The secret to telling a good joke is in the delivery and the timing. The same can be said for many of the most challenging things we need to communicate. Whether it’s giving feedback, describing a
Begin by setting the stage
Before a comedian begins his routine, he makes sure you’re seated, ready to listen, and hopefully in a good mood (thank you warm-up act). Staging is needed for difficult conversations as well. Rather than ambush the message recipient, make an appointment with him/her to talk, and give the gist of what you want to talk about. You might say, “Bob, I’d like to talk to you about that project that’s behind schedule, when do you have time this week to meet?” This allows the other person to be in the right mental state when you do sit down to meet, and keeps them (or you) from being caught off guard by an impromptu discussion.
Have the right intentions
A comedian wants you to laugh and have a good time – but that doesn’t keep him from saying things that may cross the line.

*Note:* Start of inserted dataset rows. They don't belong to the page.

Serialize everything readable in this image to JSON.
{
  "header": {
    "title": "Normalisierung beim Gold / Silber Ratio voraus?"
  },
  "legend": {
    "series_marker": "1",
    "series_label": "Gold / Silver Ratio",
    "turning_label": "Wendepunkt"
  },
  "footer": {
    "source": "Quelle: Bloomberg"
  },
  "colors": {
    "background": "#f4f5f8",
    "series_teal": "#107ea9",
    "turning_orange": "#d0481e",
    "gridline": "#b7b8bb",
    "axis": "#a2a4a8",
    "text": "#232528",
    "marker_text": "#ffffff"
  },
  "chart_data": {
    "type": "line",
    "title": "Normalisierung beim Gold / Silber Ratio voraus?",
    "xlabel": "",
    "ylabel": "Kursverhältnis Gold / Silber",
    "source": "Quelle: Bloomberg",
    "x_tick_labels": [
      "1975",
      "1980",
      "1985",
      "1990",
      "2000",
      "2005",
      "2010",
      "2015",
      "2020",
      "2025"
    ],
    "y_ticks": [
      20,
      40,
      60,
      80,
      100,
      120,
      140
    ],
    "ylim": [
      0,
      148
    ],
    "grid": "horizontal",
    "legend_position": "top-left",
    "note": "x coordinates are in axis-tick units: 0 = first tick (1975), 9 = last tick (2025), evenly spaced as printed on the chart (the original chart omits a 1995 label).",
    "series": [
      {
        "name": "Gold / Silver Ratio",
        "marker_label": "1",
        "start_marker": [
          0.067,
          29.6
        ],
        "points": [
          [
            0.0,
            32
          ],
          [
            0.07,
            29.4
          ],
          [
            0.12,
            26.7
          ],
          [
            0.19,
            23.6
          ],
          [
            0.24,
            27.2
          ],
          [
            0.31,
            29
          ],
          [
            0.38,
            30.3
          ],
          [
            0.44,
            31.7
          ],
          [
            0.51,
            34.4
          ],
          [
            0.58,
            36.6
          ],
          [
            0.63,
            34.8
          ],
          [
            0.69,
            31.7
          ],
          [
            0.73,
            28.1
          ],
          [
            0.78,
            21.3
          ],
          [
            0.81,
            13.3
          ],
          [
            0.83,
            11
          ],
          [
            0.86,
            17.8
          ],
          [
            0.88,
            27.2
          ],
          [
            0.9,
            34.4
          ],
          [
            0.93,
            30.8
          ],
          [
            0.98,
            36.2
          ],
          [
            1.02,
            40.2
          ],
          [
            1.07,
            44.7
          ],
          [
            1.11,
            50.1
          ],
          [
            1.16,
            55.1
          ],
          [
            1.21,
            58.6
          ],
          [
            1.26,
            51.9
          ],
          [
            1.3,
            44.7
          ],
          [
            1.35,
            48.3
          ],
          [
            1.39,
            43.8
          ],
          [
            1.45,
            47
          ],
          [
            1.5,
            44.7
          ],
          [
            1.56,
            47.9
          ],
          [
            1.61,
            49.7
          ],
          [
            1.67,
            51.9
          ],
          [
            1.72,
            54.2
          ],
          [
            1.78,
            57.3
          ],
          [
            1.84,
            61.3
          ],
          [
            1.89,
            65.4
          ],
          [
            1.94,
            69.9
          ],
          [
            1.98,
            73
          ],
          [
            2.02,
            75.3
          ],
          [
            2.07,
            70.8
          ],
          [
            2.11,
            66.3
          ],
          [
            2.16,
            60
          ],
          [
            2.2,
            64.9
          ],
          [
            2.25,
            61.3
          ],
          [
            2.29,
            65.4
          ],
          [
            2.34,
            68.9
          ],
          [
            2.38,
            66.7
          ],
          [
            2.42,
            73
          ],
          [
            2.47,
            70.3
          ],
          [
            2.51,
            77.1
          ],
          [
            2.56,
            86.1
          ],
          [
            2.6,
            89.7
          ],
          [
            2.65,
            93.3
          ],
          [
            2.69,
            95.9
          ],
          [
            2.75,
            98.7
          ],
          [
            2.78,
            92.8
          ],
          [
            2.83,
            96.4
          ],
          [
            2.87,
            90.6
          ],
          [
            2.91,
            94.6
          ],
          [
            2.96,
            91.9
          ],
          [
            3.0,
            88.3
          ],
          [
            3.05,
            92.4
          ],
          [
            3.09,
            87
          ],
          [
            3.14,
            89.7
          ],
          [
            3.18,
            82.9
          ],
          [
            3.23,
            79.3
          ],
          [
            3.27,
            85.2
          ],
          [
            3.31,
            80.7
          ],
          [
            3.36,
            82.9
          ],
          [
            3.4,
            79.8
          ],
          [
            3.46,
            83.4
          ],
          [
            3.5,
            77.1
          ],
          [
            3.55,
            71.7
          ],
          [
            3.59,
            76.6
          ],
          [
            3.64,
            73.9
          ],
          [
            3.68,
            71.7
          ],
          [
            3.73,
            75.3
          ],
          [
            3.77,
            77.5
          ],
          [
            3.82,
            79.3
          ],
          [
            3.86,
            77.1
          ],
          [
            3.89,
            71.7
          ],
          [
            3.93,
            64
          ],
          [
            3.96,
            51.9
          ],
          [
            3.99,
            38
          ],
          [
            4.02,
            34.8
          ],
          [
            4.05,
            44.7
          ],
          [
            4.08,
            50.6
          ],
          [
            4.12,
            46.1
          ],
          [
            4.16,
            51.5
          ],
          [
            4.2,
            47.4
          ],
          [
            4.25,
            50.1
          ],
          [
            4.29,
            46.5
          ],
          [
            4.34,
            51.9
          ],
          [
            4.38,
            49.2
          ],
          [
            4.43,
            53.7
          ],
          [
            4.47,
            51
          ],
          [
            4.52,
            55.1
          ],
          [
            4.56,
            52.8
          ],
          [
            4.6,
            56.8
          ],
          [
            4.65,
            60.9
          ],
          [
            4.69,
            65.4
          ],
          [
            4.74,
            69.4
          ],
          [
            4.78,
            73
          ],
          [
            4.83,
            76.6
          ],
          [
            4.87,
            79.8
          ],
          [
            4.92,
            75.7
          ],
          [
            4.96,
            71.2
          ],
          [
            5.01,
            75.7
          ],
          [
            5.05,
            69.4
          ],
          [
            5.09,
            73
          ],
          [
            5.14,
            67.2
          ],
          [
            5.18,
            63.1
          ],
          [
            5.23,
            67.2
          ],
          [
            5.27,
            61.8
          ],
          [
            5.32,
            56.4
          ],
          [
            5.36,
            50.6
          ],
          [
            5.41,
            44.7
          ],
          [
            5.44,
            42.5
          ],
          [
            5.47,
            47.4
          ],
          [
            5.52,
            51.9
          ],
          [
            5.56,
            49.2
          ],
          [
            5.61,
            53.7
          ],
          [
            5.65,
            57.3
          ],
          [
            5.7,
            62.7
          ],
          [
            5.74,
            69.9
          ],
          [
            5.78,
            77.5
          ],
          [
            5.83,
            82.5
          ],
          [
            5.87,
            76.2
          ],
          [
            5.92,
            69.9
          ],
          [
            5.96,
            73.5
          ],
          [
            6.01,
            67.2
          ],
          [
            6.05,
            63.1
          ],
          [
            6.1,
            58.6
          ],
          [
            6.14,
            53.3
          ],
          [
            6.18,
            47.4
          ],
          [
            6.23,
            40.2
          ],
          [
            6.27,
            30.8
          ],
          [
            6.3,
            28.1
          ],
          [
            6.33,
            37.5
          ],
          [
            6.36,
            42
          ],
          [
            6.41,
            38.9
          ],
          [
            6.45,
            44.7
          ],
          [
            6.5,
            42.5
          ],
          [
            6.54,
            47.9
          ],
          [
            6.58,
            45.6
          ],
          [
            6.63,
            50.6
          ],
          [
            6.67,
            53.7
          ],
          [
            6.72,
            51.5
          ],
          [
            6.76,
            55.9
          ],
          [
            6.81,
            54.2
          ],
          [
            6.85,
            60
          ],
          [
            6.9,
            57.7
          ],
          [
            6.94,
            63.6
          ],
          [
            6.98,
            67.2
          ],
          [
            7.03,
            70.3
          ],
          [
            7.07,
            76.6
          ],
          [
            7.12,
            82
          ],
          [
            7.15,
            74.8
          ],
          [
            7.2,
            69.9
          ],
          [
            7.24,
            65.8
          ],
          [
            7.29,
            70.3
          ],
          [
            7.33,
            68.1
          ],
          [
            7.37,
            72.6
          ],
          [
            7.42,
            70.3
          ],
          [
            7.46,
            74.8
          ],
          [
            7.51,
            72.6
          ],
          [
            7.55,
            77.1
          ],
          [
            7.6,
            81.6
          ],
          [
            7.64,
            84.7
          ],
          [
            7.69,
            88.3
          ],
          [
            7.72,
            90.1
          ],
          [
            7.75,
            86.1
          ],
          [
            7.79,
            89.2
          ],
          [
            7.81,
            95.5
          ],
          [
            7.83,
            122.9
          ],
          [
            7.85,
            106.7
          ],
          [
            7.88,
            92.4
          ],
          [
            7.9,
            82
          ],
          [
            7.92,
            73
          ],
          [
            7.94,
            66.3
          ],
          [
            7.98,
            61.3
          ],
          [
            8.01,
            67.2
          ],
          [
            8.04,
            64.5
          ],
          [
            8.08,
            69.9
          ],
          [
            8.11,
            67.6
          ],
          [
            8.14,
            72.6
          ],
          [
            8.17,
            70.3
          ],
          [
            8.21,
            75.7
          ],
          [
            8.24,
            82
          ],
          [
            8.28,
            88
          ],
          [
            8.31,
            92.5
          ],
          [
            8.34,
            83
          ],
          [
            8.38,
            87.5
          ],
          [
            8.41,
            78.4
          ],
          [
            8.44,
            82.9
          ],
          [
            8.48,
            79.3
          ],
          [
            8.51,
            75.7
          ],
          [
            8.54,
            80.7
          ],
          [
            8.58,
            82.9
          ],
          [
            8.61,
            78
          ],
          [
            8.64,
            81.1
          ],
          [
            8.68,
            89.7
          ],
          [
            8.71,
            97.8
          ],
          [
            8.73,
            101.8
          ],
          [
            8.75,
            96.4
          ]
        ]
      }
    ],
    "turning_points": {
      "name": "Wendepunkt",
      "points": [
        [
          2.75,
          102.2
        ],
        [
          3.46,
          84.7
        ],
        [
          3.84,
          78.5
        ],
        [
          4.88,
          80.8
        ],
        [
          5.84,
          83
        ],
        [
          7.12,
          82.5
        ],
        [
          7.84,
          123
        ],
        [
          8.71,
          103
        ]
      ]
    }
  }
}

When delivering difficult information, make sure your intentions are pure and are kind. Give the other person the benefit of the doubt. Believe s/he didn’t intend a problem, or know what they did was hurtful. Have the mindset that your purpose is to build their awareness or help them to change.
Tell the story
A comedian doesn’t start with the punch-line, he builds up to it. By telling a story, he helps you to see things from his perspective, and therefore creates a stronger impact. The same is true when giving difficult information or feedback. Don’t drop it like a bomb and expect a favorable response. Similarly, don’t expect the other person to talk first. Do you laugh before you hear the joke? You are bringing the problem forward, so it is your responsibility to explain it to the other person. Tell the story. Explain the problem with your observations and from your point of view. Help the other person come alongside you and recognize why you are bringing this to their attention.
Wait for the response
Have you ever noticed how a comedian pauses to give the audience a chance to laugh? In giving difficult news, you should expect a response from the listener. Welcome it. Ask for it. Pause for it. Until the other person responds, you won’t know if the message was understood or accepted.
Delivering difficult information is never funny - however it can be productive, even positive, if you handle it like a pro.